Arvind Narayanan and Vitaly Shmatikov. 2008. (View Paper → )

We present a new class of statistical de-anonymization attacks against high-dimensional micro-data, such as individual preferences, recommendations, transaction records and so on. Our techniques are robust to perturbation in the data and tolerate some mistakes in the adversary's background knowledge.

We apply our de-anonymization methodology to the Netflix Prize dataset, which contains anonymous movie ratings of 500,000 subscribers of Netflix, the world's largest online movie rental service. We demonstrate that an adversary who knows only a little bit about an individual subscriber can easily identify this subscriber's record in the dataset.

Using the Internet Movie Database as the source of background knowledge, we successfully identified the Netflix records of known users, uncovering their apparent political preferences and other potentially sensitive information.

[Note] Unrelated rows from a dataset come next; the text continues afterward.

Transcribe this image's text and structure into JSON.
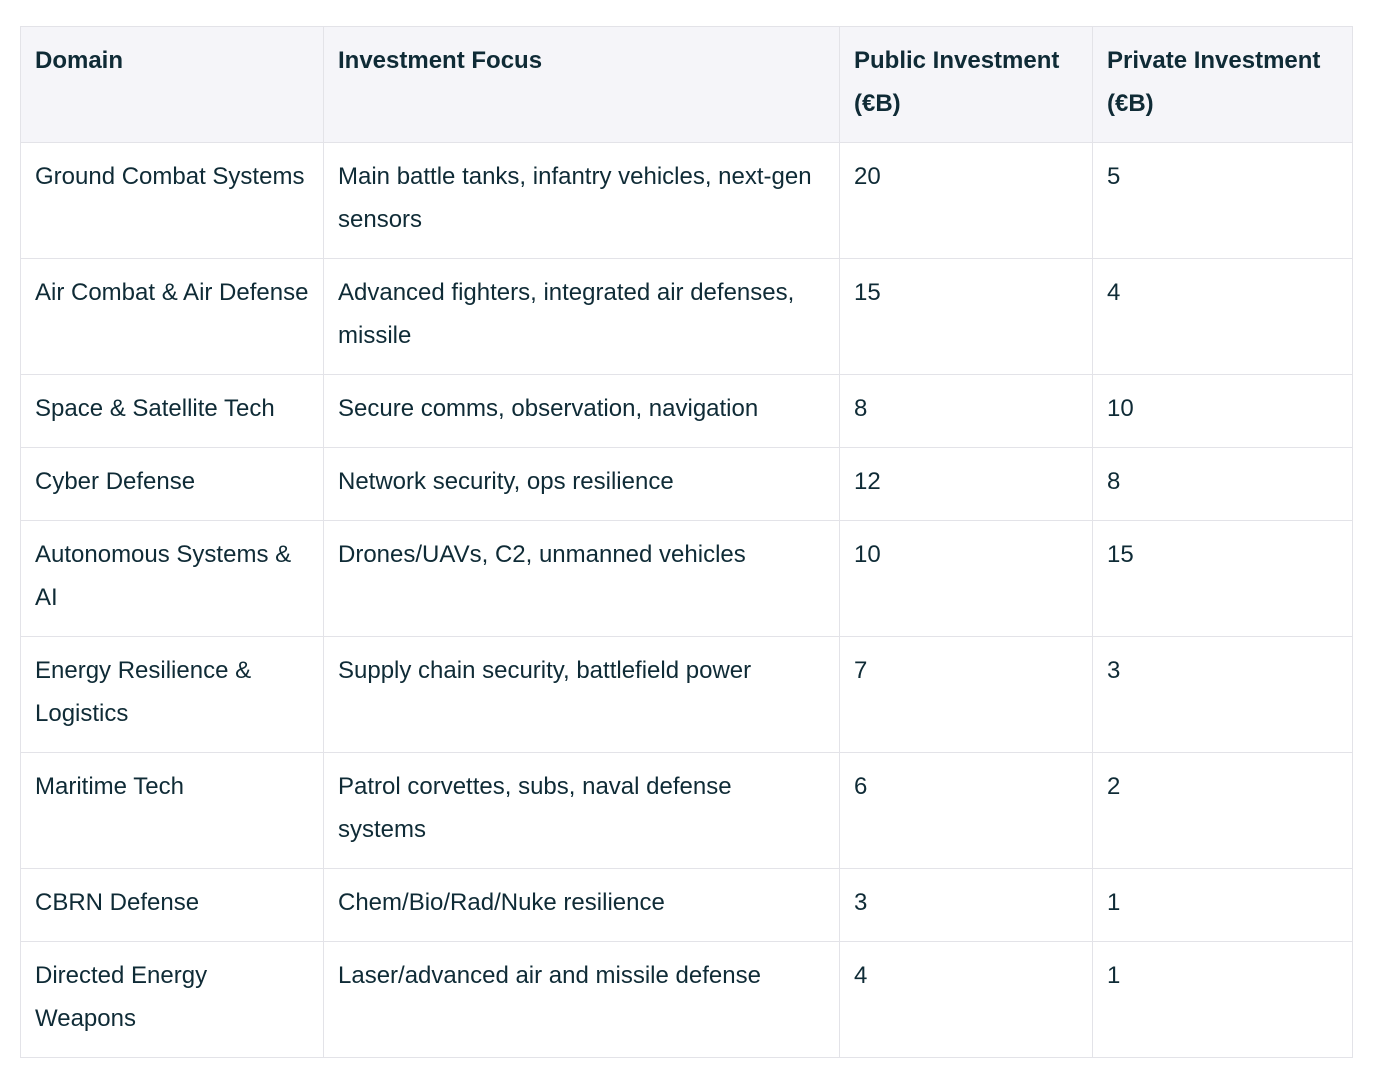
{
  "table": {
    "headers": [
      "Domain",
      "Investment Focus",
      "Public Investment (€B)",
      "Private Investment (€B)"
    ],
    "rows": [
      {
        "domain": "Ground Combat Systems",
        "focus": "Main battle tanks, infantry vehicles, next-gen sensors",
        "public": "20",
        "private": "5"
      },
      {
        "domain": "Air Combat & Air Defense",
        "focus": "Advanced fighters, integrated air defenses, missile",
        "public": "15",
        "private": "4"
      },
      {
        "domain": "Space & Satellite Tech",
        "focus": "Secure comms, observation, navigation",
        "public": "8",
        "private": "10"
      },
      {
        "domain": "Cyber Defense",
        "focus": "Network security, ops resilience",
        "public": "12",
        "private": "8"
      },
      {
        "domain": "Autonomous Systems & AI",
        "focus": "Drones/UAVs, C2, unmanned vehicles",
        "public": "10",
        "private": "15"
      },
      {
        "domain": "Energy Resilience & Logistics",
        "focus": "Supply chain security, battlefield power",
        "public": "7",
        "private": "3"
      },
      {
        "domain": "Maritime Tech",
        "focus": "Patrol corvettes, subs, naval defense systems",
        "public": "6",
        "private": "2"
      },
      {
        "domain": "CBRN Defense",
        "focus": "Chem/Bio/Rad/Nuke resilience",
        "public": "3",
        "private": "1"
      },
      {
        "domain": "Directed Energy Weapons",
        "focus": "Laser/advanced air and missile defense",
        "public": "4",
        "private": "1"
      }
    ]
  }
}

Anonymising data sounds so absolute - like it’s a simple act that once done keeps you safe. This paper taught me that isn’t the case, and more care and attention is required.

Anonymising data is complex and prone to failure if not done with care. Managing user data responsibly, ensuring privacy, and staying ahead of potential risks are key aspects of a product manager's role in today’s data-driven world.

  • Basic anonymisation techniques may not be sufficient. Product managers should advocate for advanced techniques, such as differential privacy or k-anonymity, when dealing with sensitive user data.
  • Design products with privacy in mind, ensuring users have control over their data and are informed about its usage.
  • Product managers must be aware of how data is collected, processed, and stored, particularly in large datasets, to mitigate risks of de-janonymisation.